Oh they have a computer patient portal alright, that works about like all computer programs. Sometimes you can get logged into it and a whole lot of the time you can't . Then you have to spend hours on the phone with someone in their IT department tring to figure out why it's not working.If one stays within a hospital system they usually have a patient portal that allows the patient to see all labs, appointments, diagnosis, and can use to ask questions or fill prescriptions on their computer. It also lets all the doctors dealing with a patient see what they diagnosed/prescribed. Helps to keep everyone focused and not overlapping
When the first person you talk to can't get it to work. They transfer you to the next one they can't figure out why it won't work. That goes on until when they go to transfer you to someone else you mysteriously get a recording saying " If you would like to make a call, please hang up and dail again "
When you call back it's the same thing all over.
If they put the results in the mail and send it to you. Your going to get them.
That portal crap was what sent me a notice that I had an appointment for that day but when i got there didn't show up in their computer. The computer generated message reminding me of the appointment that came from that portal crap told me to answer yes if i was coming and no if i wasn't.
When i showed the desk clerk the portal computer generated message that I had gotten on my smart phone showing I had ,answered yes too and sent back to them. That for some reason didn't show up in their computer. I think had something to do with the woman breaking down crying.
Working with computers is part of my job. Has been for over 25 years. Started working with computers before that when I got a 2 year diploma in electronics electronics, 2 semesters at at junior college in electronics.

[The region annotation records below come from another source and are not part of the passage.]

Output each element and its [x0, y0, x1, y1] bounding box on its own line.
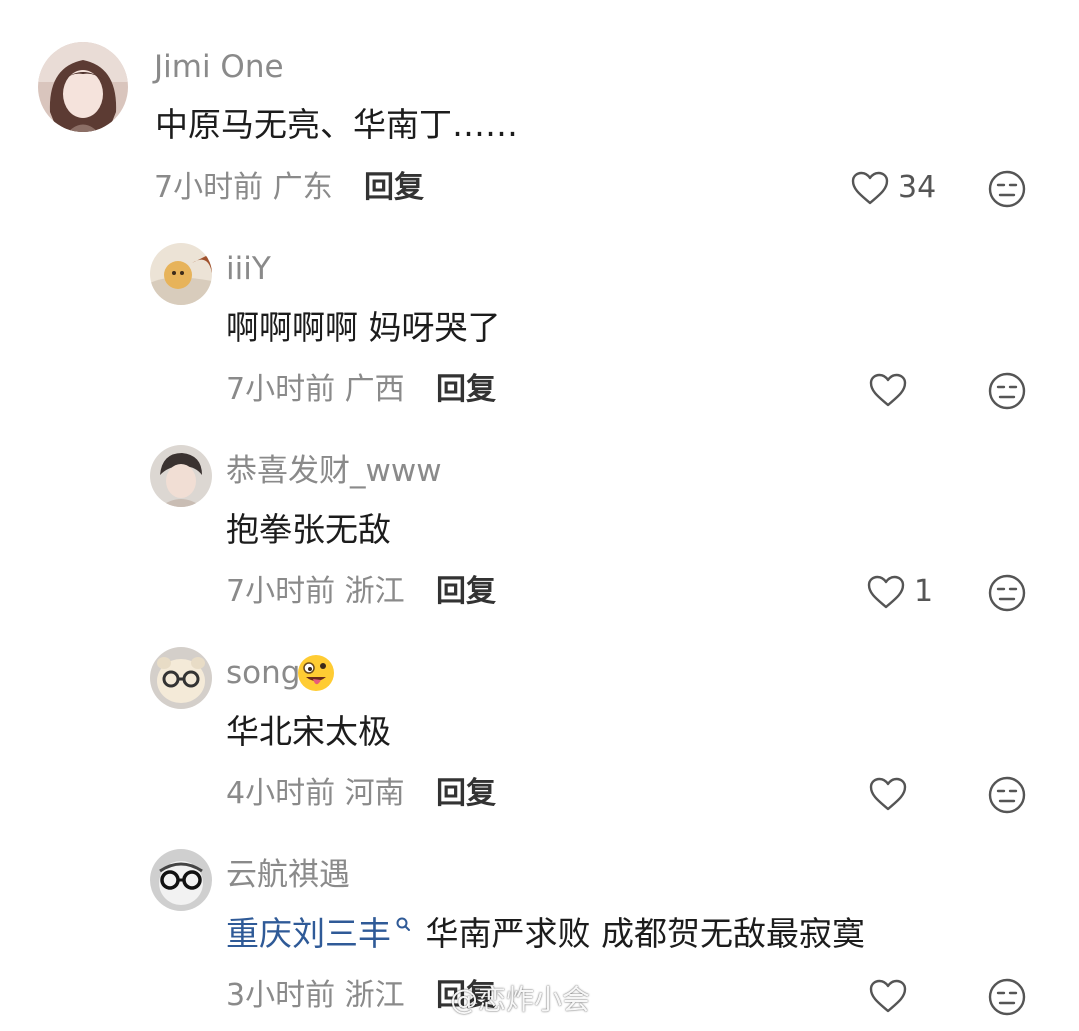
dislike-button[interactable]	[987, 977, 1027, 1017]
comment-location: 浙江	[344, 574, 405, 609]
comment-location: 广东	[272, 170, 333, 205]
heart-outline-icon	[869, 373, 907, 407]
comment-time: 4小时前	[226, 776, 336, 811]
reply-button[interactable]: 回复	[436, 370, 496, 410]
avatar-image	[150, 849, 212, 911]
meh-face-icon	[988, 574, 1026, 612]
comment-text: 中原马无亮、华南丁……	[155, 105, 518, 144]
avatar-image	[150, 445, 212, 507]
username[interactable]: 恭喜发财_www	[226, 451, 442, 491]
avatar-image	[38, 42, 128, 132]
crazy-face-emoji	[296, 653, 336, 693]
heart-outline-icon	[851, 171, 889, 205]
comment-item: iiiY 啊啊啊啊 妈呀哭了 7小时前 广西 回复	[0, 220, 1079, 420]
comment-item: 恭喜发财_www 抱拳张无敌 7小时前 浙江 回复 1	[0, 422, 1079, 622]
dislike-button[interactable]	[987, 169, 1027, 209]
comment-meta: 7小时前 广西	[226, 370, 405, 410]
comment-text: 重庆刘三丰 华南严求败 成都贺无敌最寂寞	[226, 912, 865, 956]
comment-item: song 华北宋太极 4小时前 河南 回复	[0, 624, 1079, 824]
comment-meta: 7小时前 广东	[154, 168, 333, 208]
comment-location: 浙江	[344, 978, 405, 1013]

Got the first computer the company that I work for now started out with before they gave anyone else a computer in the part of the company I work for. They went from that one computer to every employee having either a iPad, laptop, or desktop computer. I personally have 4 different computer's that I have to use on a daily bases. Real familiar working close with IT techs regular following instructions over the phone sometimes for hours fixing problems like the ones medical facilities have with their portal.
Computers have came a long ways and are alot more dependable that they were 25 years ago but are still machines they malfunction and have problems.
And they have alot of trouble with useing them in hospitals and other businesses.